Lalu merasakan nasi goreng putih dengan banyak bawang buatan mamak di pagi hari, sembari berteman lauk tempe hangat, uhhh, rasanya nikmat. Minumnya teh nasgitel (panas, legit, nan kentel).

Tapi yang paling menyenangkan dari itu semua adalah berkumpul kembali dengan saudara. Kebetulan sore ketika Shasa datang, ia bercerita bahwa ia baru saja dapat uang dari tante Indah.

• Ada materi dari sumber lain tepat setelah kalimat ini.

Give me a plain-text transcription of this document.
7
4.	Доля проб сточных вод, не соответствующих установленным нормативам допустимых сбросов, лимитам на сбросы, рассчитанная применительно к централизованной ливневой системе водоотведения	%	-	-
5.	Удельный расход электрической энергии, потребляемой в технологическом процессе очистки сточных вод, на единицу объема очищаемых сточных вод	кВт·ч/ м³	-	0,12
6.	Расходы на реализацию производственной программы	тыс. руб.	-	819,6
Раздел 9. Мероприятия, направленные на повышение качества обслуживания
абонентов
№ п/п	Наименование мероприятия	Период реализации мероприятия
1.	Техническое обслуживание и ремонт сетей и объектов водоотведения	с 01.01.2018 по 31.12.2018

Ia jelas bercerita pada orang yang salah, karena beberapa jam kemudian, uang jajan itu langsung ludes karena dirampok oleh 3 orang kakaknya yang kejam dan tak berprikemanusiaan. Ia disuruh mentraktir kebab, hahaha :D


Ah, pulang kerumah memang menyenangkan. *Asal jangan keterusan tinggal di zona nyaman :)*

Yang paling kiri pake baju pink itu adik saya si Orin. Lalu pria dengan rambut aneh itu kakak saya si Kiki. Dia memeluk Micha, anak tetangga sebelah yang dulu selalu nangis kalo lihat saya --iya, hanya melihat saja sudah nangis, sial. Lalu cewek yang meluk pria gondrong itu bukan Tika Panggabean, tapi si bungsu Shasa yang dulu sering saya panggil Ndut. Sekarang dia sudah tidak gendut lagi, sudah ikut ekskul Tae Kwon Do. Makanya sekarang saya sudah tak berani mengusili dia lagi :p Lalu cowok gondrong dengan baju abu-abu itu bukan John Mayer. Bucek? Juga bukan. Jhonny Depp? Tambah salah. Itu adalah saya.



Rumah, 21 Oktober 2019
Sembari menanti subuh
Sembari ditemani oleh David Lee Roth

2 komentar:

  1. Pulang kerumah mmg menyenangkan.....apalag bs kumpul dgn anggota keluarga lengkap.
    Lht fotonya saja sy jg merasakan kenyamanan berkumpul bersama.
    dan yg penting semoga "ayah"mu ug rocker yg bandel....lebih sehat kembali.